Rachel Yoho, the anti-racist and inclusive teaching specialist in George Mason University’s Stearns Center for Teaching and Learning, received a Fulbright Specialist Program award to work with individuals at the University of Galway in Ireland. Yoho, the 25th person at Mason to receive a Fulbright Specialist award, will lay the groundwork on a project surrounding institutional change.
“There are relatively few people who receive this award so it’s such an honor to be a recipient,” said Yoho. “Going to Ireland includes a great immersive cultural component to the project with lots of opportunities to experience and see new things. I’m excited to develop the personal connections, which are an important part of the Fulbright program.”
The Fulbright Specialist Program is a part of the larger Fulbright Program, with the goal for these accomplished people to share their knowledge as part of a larger cultural exchange, to increase global relationships, entrepreneurial opportunity, and make the world a better place. Fulbright Specialist Scholars are matched with an institution in one of 150 countries overseas, partnering with hosts to provide education, support, and thought leadership according to their priorities and goals.
“This project is particularly fruitful because it merges her disciplinary scholarship in public health with her pedagogical work with the Stearns Center,” said Shelley Reid, executive director of engaged teaching in the Stearns Center. “Since the Stearns Center is invested in supporting inclusive excellence among Mason's internationalized faculty and students, we're looking forward to learning from Rachel how efforts to support inclusive teaching are happening in another cultural context.”
Yoho was specifically chosen by the University of Galway to visit based on her expertise in environmental health and social justice.
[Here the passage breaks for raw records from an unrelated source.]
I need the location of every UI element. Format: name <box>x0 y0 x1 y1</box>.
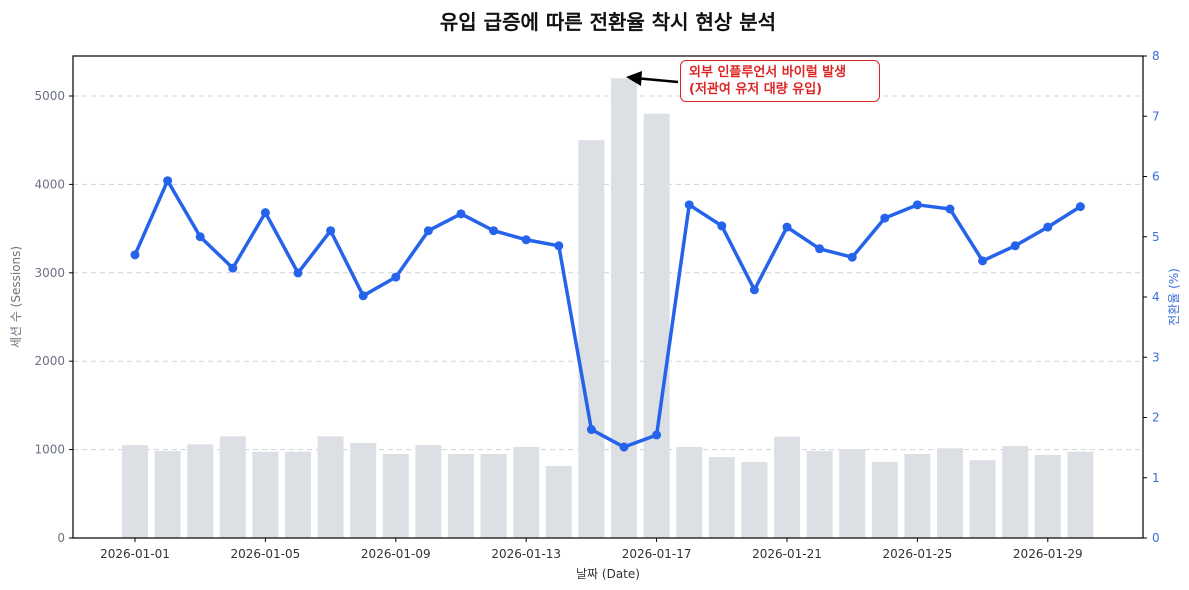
session-bar <box>415 445 442 538</box>
conversion-point <box>1043 222 1053 232</box>
conversion-point <box>228 263 238 273</box>
session-bar <box>1067 451 1094 538</box>
conversion-point <box>358 291 368 301</box>
session-bar <box>676 446 703 538</box>
annotation-box: 외부 인플루언서 바이럴 발생 (저관여 유저 대량 유입) <box>680 60 880 102</box>
session-bar <box>1034 454 1061 538</box>
x-axis-ticks: 2026-01-01 2026-01-05 2026-01-09 2026-01-13… <box>100 538 1083 561</box>
conversion-point <box>782 222 792 232</box>
right-axis-ticks: 0 1 2 3 4 5 6 7 8 <box>1143 49 1160 545</box>
conversion-point <box>391 272 401 282</box>
session-bar <box>285 451 311 538</box>
conversion-point <box>163 176 173 186</box>
session-bar <box>382 454 409 538</box>
conversion-point <box>521 235 531 245</box>
chart-title: 유입 급증에 따른 전환율 착시 현상 분석 <box>439 10 777 34</box>
left-tick-label: 2000 <box>34 354 65 368</box>
session-bar <box>448 454 474 538</box>
x-tick-label: 2026-01-21 <box>752 547 822 561</box>
session-bar <box>643 113 670 539</box>
conversion-point <box>326 226 336 236</box>
session-bar <box>513 446 540 538</box>
right-axis-label: 전환율 (%) <box>1167 268 1181 326</box>
sessions-bars <box>122 78 1094 539</box>
x-tick-label: 2026-01-05 <box>231 547 301 561</box>
conversion-point <box>1075 202 1085 212</box>
session-bar <box>122 445 148 538</box>
conversion-point <box>847 252 857 262</box>
left-tick-label: 0 <box>57 531 65 545</box>
session-bar <box>252 451 279 538</box>
conversion-point <box>749 285 759 295</box>
conversion-point <box>554 241 564 251</box>
right-tick-label: 2 <box>1152 411 1160 425</box>
conversion-point <box>945 204 955 214</box>
session-bar <box>806 450 833 538</box>
conversion-point <box>880 213 890 223</box>
conversion-point <box>912 200 922 210</box>
right-tick-label: 5 <box>1152 230 1160 244</box>
session-bar <box>187 444 214 538</box>
session-bar <box>480 454 507 538</box>
conversion-point <box>815 244 825 254</box>
x-tick-label: 2026-01-25 <box>883 547 953 561</box>
annotation-line-2: (저관여 유저 대량 유입) <box>689 82 823 97</box>
right-tick-label: 0 <box>1152 531 1160 545</box>
session-bar <box>774 436 800 538</box>
session-bar <box>545 465 572 538</box>
right-tick-label: 7 <box>1152 109 1160 123</box>
annotation-line-1: 외부 인플루언서 바이럴 발생 <box>689 65 847 80</box>
right-tick-label: 6 <box>1152 170 1160 184</box>
conversion-line <box>130 176 1085 452</box>
x-tick-label: 2026-01-13 <box>491 547 561 561</box>
conversion-point <box>619 442 629 452</box>
right-tick-label: 8 <box>1152 49 1160 63</box>
right-tick-label: 4 <box>1152 290 1160 304</box>
gridlines <box>73 95 1143 451</box>
conversion-point <box>260 208 270 218</box>
session-bar <box>1002 446 1029 538</box>
x-tick-label: 2026-01-09 <box>361 547 431 561</box>
conversion-point <box>195 232 205 242</box>
conversion-point <box>293 268 303 278</box>
right-tick-label: 3 <box>1152 350 1160 364</box>
left-tick-label: 4000 <box>34 177 65 191</box>
conversion-point <box>456 209 466 219</box>
right-tick-label: 1 <box>1152 471 1160 485</box>
session-bar <box>741 461 768 538</box>
session-bar <box>937 448 963 538</box>
session-bar <box>839 449 866 538</box>
annotation-arrow <box>626 71 679 86</box>
conversion-point <box>423 226 433 236</box>
x-tick-label: 2026-01-17 <box>622 547 692 561</box>
conversion-point <box>978 256 988 266</box>
x-tick-label: 2026-01-01 <box>100 547 170 561</box>
session-bar <box>578 140 605 538</box>
session-bar <box>708 457 735 538</box>
session-bar <box>317 436 344 538</box>
session-bar <box>219 436 246 538</box>
session-bar <box>871 461 898 538</box>
left-axis-label: 세션 수 (Sessions) <box>9 246 23 348</box>
conversion-point <box>586 425 596 435</box>
left-tick-label: 1000 <box>34 443 65 457</box>
session-bar <box>969 460 996 538</box>
conversion-point <box>717 221 727 231</box>
conversion-point <box>1010 241 1020 251</box>
x-axis-label: 날짜 (Date) <box>576 567 640 581</box>
session-bar <box>350 442 377 538</box>
session-bar <box>154 450 181 538</box>
conversion-point <box>652 430 662 440</box>
conversion-point <box>684 200 694 210</box>
conversion-point <box>489 226 499 236</box>
left-tick-label: 5000 <box>34 89 65 103</box>
conversion-point <box>130 250 140 260</box>
x-tick-label: 2026-01-29 <box>1013 547 1083 561</box>
session-bar <box>611 78 637 538</box>
left-axis-ticks: 0 1000 2000 3000 4000 5000 <box>34 89 73 545</box>
session-bar <box>904 454 931 538</box>
left-tick-label: 3000 <box>34 266 65 280</box>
The host institution will facilitate her Fulbright talk, set up individual meetings with faculty and staff, and build ongoing collaborations.
Yoho is particularly enthusiastic about the opportunity to create connections and potential ongoing collaborations around research, instructional materials, and faculty support. “Both Mason and Galway come from a place of shared values and institutional challenges, and are invested in improving student learning and outcomes,” she said. “We hope to create collaborations around environmental health and approaches to diversity, equity and inclusion.”
After spending two weeks in Ireland, Yoho will return to Mason at the end of May and begin cross-country collaboration on the project. She will have ongoing follow-up reports on the project with the Fulbright committee over the coming months.